Somos precipitados así, inermes, en el vértigo de la angustia. Lo que en el idioma de los lacanianos sitúa el punto de encuentro con el enigma del deseo del Otro: no tanto qué quiere, sino más éxtimamente qué quiere de mí, qué me quiere… ¿seré acaso objeto de sus apetencias? Una alteridad absoluta que se corporiza inesperadamente en una entidad sin cuerpo, una laminilla tanática propensa a infiltrarse en las mínimas grietas de nuestra familiaridad, hasta trastocar el sentido de un beso amoroso, un abrazo fraterno, el apretón de una mano amiga. El resultado previsible, un efecto expansivo de distanciamiento, aprensión, desconfianza e inquietante extrañeza. Por esa razón, efectivamente, ‘el lazo social se ve obturado por la presencia de lo real, no sin angustia’: la angustia ante lo real de la muerte. No la muerte simbólica, no la muerte imaginaria, sino la muerte real, la muerte irrepetible, irrebasable, irrepresentable, la muerte propia.

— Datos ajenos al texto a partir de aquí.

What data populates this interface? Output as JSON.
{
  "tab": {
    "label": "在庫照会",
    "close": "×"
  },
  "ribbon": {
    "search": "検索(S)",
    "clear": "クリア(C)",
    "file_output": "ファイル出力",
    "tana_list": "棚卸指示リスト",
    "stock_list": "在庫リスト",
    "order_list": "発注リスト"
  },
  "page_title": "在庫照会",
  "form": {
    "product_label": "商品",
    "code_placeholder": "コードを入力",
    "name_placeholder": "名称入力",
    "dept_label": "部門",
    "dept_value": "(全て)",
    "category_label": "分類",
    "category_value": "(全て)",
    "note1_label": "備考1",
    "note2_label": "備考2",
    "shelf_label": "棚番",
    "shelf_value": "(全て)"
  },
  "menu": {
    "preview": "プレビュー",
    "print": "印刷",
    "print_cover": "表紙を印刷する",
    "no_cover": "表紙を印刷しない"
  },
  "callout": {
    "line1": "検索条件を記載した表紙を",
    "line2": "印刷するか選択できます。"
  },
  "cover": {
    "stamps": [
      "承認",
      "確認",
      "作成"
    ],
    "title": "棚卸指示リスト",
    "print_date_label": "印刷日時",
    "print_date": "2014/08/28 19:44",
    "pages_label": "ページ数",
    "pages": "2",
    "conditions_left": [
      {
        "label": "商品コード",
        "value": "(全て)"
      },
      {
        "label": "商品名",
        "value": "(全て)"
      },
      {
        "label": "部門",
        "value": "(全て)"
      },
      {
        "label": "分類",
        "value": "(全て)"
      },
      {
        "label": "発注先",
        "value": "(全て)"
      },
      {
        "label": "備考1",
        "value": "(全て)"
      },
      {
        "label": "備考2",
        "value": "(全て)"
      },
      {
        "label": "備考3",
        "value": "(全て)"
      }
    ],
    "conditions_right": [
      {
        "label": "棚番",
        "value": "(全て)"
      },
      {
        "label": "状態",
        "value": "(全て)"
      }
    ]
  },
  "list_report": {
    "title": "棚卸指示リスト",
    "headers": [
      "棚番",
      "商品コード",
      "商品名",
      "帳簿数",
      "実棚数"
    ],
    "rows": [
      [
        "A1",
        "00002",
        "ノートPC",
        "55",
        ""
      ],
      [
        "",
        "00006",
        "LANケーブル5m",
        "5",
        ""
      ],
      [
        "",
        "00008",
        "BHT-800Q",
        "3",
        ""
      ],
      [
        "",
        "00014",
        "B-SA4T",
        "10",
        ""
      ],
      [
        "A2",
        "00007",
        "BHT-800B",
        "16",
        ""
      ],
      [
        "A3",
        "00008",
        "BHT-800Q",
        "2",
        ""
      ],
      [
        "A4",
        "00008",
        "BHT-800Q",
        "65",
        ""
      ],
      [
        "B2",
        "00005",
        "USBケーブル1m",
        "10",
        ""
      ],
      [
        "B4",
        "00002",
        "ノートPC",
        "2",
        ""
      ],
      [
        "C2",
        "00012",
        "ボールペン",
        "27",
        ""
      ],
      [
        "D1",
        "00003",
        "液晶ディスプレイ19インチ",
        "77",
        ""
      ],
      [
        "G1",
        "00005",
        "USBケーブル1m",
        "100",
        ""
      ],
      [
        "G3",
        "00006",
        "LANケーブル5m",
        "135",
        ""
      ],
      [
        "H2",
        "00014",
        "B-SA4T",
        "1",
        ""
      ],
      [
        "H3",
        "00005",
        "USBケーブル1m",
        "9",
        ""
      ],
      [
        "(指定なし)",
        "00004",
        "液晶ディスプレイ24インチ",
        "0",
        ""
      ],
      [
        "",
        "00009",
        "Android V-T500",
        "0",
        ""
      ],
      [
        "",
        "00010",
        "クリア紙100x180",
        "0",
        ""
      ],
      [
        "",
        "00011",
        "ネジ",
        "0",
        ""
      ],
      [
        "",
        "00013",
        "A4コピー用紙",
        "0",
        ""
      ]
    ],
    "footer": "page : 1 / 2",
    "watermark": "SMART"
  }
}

Pero debemos admitir que la imposibilidad de simbolización de lo real no constituye en sí una novedad, cuando esa imposibilidad define precisamente lo que en ese mismo idioma denominamos real. Lo novedoso a tener en cuenta no es por tanto su irrupción, siempre imprevisible, sino la contundente respuesta propuesta a su actual emergencia intempestiva: el estado de alarma, el estado de sitio, el confinamiento, la cuarentena… «¡Quedáte en casa!» Son los epidemiólogos y no los hombres de negocios los que ahora orientan y comandan las políticas públicas.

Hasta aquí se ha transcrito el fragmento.